Amistad

Every few years around Christmas time, Steven Spielberg feels the need to trot out his social conscience for public examination. Four years ago it was Schindler’s List, a film designed to show how bad the Holocaust was. This year it is Amistad—the story of a slave rebellion aboard a Spanish ship in 1839 which created a furore when the mutinous slaves were brought ashore by the U.S. Navy—a film designed to show how bad slavery was. Come the millennium he will doubtless expose to our wondering eyes the evils of the Babylonians under Nebuchadnezzar or the Mongols under Tamurlane. This is, as it is in all Spielberg’s films, an infantile form of moralism; but like so many other infantile things, it is the kind of moralism most to the liking of our times. One feels sure that, once again, Mr Spielberg will find himself making skillions of dollars—many more skillions than any TV evangelist to date—through the soul-satisfying means of preaching righteousness to the people.

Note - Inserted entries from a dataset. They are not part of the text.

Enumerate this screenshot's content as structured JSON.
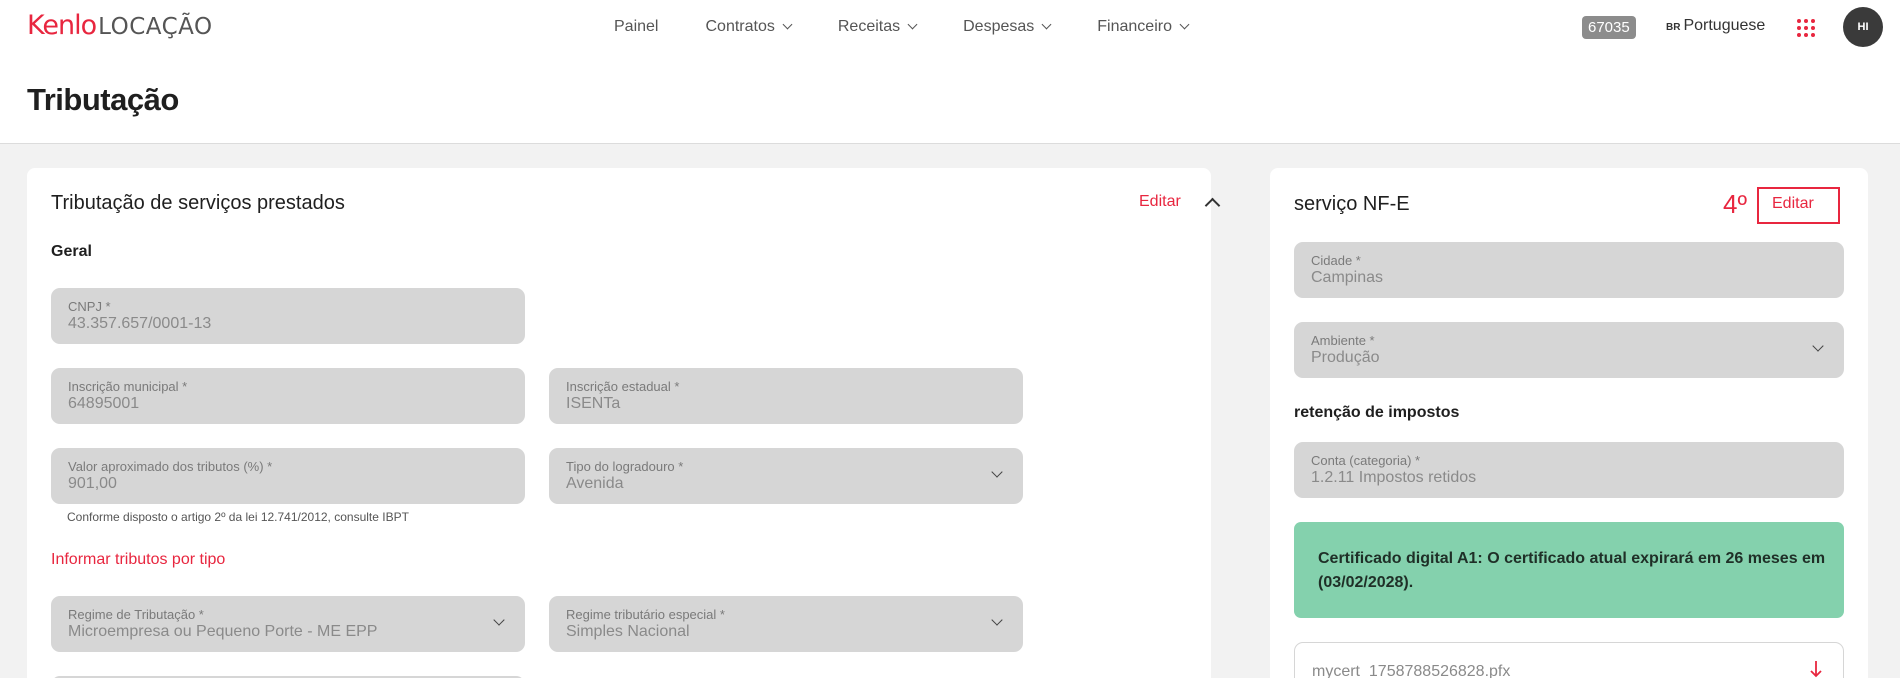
{
  "header": {
    "logo_brand": "Kenlo",
    "logo_sub": "LOCAÇÃO",
    "nav": [
      {
        "label": "Painel"
      },
      {
        "label": "Contratos"
      },
      {
        "label": "Receitas"
      },
      {
        "label": "Despesas"
      },
      {
        "label": "Financeiro"
      }
    ],
    "account_code": "67035",
    "lang_flag": "BR",
    "lang_label": "Portuguese",
    "avatar_initials": "HI"
  },
  "page": {
    "title": "Tributação"
  },
  "left_card": {
    "title": "Tributação de serviços prestados",
    "edit_label": "Editar",
    "section_geral": "Geral",
    "cnpj": {
      "label": "CNPJ *",
      "value": "43.357.657/0001-13"
    },
    "inscricao_municipal": {
      "label": "Inscrição municipal *",
      "value": "64895001"
    },
    "inscricao_estadual": {
      "label": "Inscrição estadual *",
      "value": "ISENTa"
    },
    "valor_tributos": {
      "label": "Valor aproximado dos tributos (%) *",
      "value": "901,00"
    },
    "tipo_logradouro": {
      "label": "Tipo do logradouro *",
      "value": "Avenida"
    },
    "hint": "Conforme disposto o artigo 2º da lei 12.741/2012, consulte IBPT",
    "informar_link": "Informar tributos por tipo",
    "regime": {
      "label": "Regime de Tributação *",
      "value": "Microempresa ou Pequeno Porte - ME EPP"
    },
    "regime_especial": {
      "label": "Regime tributário especial *",
      "value": "Simples Nacional"
    }
  },
  "right_card": {
    "title": "serviço NF-E",
    "edit_label": "Editar",
    "step_label": "4º",
    "cidade": {
      "label": "Cidade *",
      "value": "Campinas"
    },
    "ambiente": {
      "label": "Ambiente *",
      "value": "Produção"
    },
    "section_retencao": "retenção de impostos",
    "conta": {
      "label": "Conta (categoria) *",
      "value": "1.2.11 Impostos retidos"
    },
    "alert": "Certificado digital A1: O certificado atual expirará em 26 meses em (03/02/2028).",
    "certificate_file": "mycert_1758788526828.pfx"
  },
  "colors": {
    "accent": "#e8263f",
    "alert_bg": "#84d1ad",
    "field_bg": "#d6d6d6"
  }
}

To be sure, it is a very special kind of righteousness, and one which requires of us no more than that we should resist the temptation to gas any Jews or flog any slaves—or throw them overboard from our ships, since Spielberg also lends his prestige as a historian to the idea, derived from the lunatic fringe of the “black studies” movement, that the slavers routinely drowned their living assets. But what better kind of righteousness than that which makes us feel so comfortable with the people we have become? Given that people go to the movies in order to feel good, however, and that the visual treat Mr Spielberg has prepared for us has otherwise all that we have come to expect from him, there are still problems with the film’s dramaturgy.

The most serious of these is that there is not a single living and nuanced character to be met with in the whole two and a half hours. The one performance that is worth watching is that of Anthony Hopkins in the role of John Quincy Adams, but even he has no human side. And poor Nigel Hawthorne, as good an actor as Mr Hopkins, is left with far too little to do as President Martin Van Buren. What Morgan Freeman, as Mr. Joadson, the black abolitionist, and Stellan Skarsgaard as Mr Tappan, the head of the Anti-Slavery Society, are doing here is a complete mystery. Acting as chorus, I suppose, for the heroic defense attorney, Roger Baldwin (Matthew McConaughey). But McConaughey is way out of his depth in the role, and never comes near to convincing. This is not entirely his fault, as he is in turn required to act as chorus to the real hero, the black slave leader Cinqué (Djimon Hounsou) who is here the noble savage, the natural Christ or Moses figure who leads his people out of bondage and who suffers equally nobly as he waits for his white lawyers to put the seal of public approval on his act.

On the positive side, there is what amounts to (for Hollywood) a sympathetic treatment of Christianity as Cinqué looks at an illustrated Bible and understands enough of it to identify his own persecution with that of Jesus Christ. But paganism is the subtext. Before the Supreme Court trial, Baldwin talks about not wanting to go into the courtroom alone. “Of course you won’t be alone,” says JQA. He will have “righteousness” on his side. But Cinqué puts his trust in his ancestors, who will be backing him up: “Because for this moment, I am the sole reason they have existed at all.” This is actual pretty authentic paganism in some cultures (though I don’t know about the Mende), but it is absurd to show ostensible Christians impressed by it.

It is even more absurd to suggest a connection between Cinqué’s ancestors and the powerful magic of JQA’s illustrious father, and also the Founding Fathers generally, on whom he is seen to be calling. This is one of many anachronisms put into the ex-president’s mouth. Another is in opposition to the view of Calhoun (Arliss Howard) that slavery is a natural part of man’s estate. JQA is made to thunder that “the natural state of mankind is freedom!” If he believes this, he is a fool; and as he is not a fool, we must suppose that this is the merest claptrap put into his mouth by Spielberg and his screenwriter, David Franzoni.

Or, as Morgan Freeman said in an interview with the Washington Post, “You don’t have to get into any particular frame of mind. The frame of mind was not the 1830s, but work. There are no tricks, no submersion, just put on the costume and learn the words.” Refreshingly unpretentious, you might say, but also revealing. For Freeman is quite right to say that the 1830s are irrelevant in this movie which is ostensibly about them. That is not Freeman’s fault but Spielberg’s. Instead of making us understand and sympathize the artistic other, the not-self, which is the purpose of real art, this has the much more commercial purpose of reflecting our selves back at us, and making us feel good about ourselves. Not to understand the prejudices of the past but to confirm us in our own prejudices.